Jablensky2016 - Psychiatric classifications, validity and utility

  • Type:#article
  • Year read:#read2022
  • Subject: (in brackets, can also bracket keywords in text)
  • Bibtex: @jablensky2016
  • Bibliography: Jablensky, A. (2016). Psychiatric classifications: Validity and utility. World Psychiatry, 15(1), 26–31. https://doi.org/10.1002/wps.20284

Example citation

Psychiatric diagnoses are not separated by natural boundaries and the pathophysiology is not well understood, thus they are not diseases in the strict sense. However, psychiatric diagnoses are still useful in everyday clinical practice because they hold information about symptoms and treatment response [@jablensky2016].

Key takeaways

  • Most psychiatric disorders are not valid because they are not separated by natural boundaries.
  • Diagnoses have utility because they hold information about symptoms, outcome, treatment response and (in some cases) aetiology.
  • Category vs Dimensional view still an open question.
  • Psychiatric disorders don’t have disease status since Germ theory of disease is lacking underlying causes.
    • Alzheimer’s diseas is approaching disease construct, we have some understanding of the underlying pathophysiology but it’s still in development.
    • Most psychiatric disorders have only achieved syndrome status (cluster of symptoms).
  • If we claim discrete diseases in psychaitry, we should establish correlations among symptoms and there should be a Zone of rarity between conditions.
    • Large genetic overlap and very general environmental risk factors provide evidence that disorders are likely not discrete.
  • DSM and ICD should not be seen as systematic classifications in the strict sense, because the categories are not mutually exclusive and each category is not jointly exhaustive to account for all possible entities.
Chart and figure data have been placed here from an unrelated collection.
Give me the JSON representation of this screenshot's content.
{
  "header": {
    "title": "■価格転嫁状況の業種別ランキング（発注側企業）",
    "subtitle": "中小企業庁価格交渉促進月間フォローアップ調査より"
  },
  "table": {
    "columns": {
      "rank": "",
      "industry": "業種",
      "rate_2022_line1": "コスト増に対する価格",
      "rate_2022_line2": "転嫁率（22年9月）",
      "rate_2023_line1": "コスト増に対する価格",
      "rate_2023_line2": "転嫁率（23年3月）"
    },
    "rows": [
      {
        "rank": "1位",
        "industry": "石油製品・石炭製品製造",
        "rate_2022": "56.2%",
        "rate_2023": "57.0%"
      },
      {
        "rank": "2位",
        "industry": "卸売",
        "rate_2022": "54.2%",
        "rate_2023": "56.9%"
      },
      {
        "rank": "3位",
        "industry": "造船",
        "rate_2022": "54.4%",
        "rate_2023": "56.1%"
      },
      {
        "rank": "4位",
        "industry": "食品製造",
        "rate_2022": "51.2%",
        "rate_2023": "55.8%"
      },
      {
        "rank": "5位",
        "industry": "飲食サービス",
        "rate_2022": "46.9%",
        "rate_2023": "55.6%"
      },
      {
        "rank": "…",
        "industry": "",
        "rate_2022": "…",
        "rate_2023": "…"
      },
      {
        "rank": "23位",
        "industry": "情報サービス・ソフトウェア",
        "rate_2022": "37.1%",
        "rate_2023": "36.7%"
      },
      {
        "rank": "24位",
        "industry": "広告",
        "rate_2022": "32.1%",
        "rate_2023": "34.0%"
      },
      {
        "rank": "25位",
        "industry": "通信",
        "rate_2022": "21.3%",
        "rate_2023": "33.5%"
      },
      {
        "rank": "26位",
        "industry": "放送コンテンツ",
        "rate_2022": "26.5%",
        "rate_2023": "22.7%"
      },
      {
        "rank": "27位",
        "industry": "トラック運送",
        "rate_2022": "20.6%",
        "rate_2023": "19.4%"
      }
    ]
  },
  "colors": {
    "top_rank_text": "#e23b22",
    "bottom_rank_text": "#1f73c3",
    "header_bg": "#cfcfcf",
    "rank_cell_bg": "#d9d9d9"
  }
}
We should view DSM and ICD as pragmatic tools for everyday communication.
  • With the current classification system we have decent Reliability but the Validity is less clear.

…the protagonist of modern psychiatric nosology E. Kraepelin stated in one of his last articles, Patterns of Mental Disorder, that “it is necessary to turn away from arranging illnesses in orderly well-defined groups, and to set ourselves the undoubtedly higher and more satisfying goal of understanding their essential structure.” This goal of validity is yet to be attained.

Schizophrenia may be an invaluable concept to practicing psychiatrists, but of questionable use to researchers exploring the genetic basis of psychosis. For example, the DSM-5 definition of schizophrenia is useful for predicting outcome, because some degree of chronicity is inbuilt. But a broader definition, covering a heterogeneous “schizophrenia spectrum”, is more useful for defining a syndrome with high heritability for genetic research.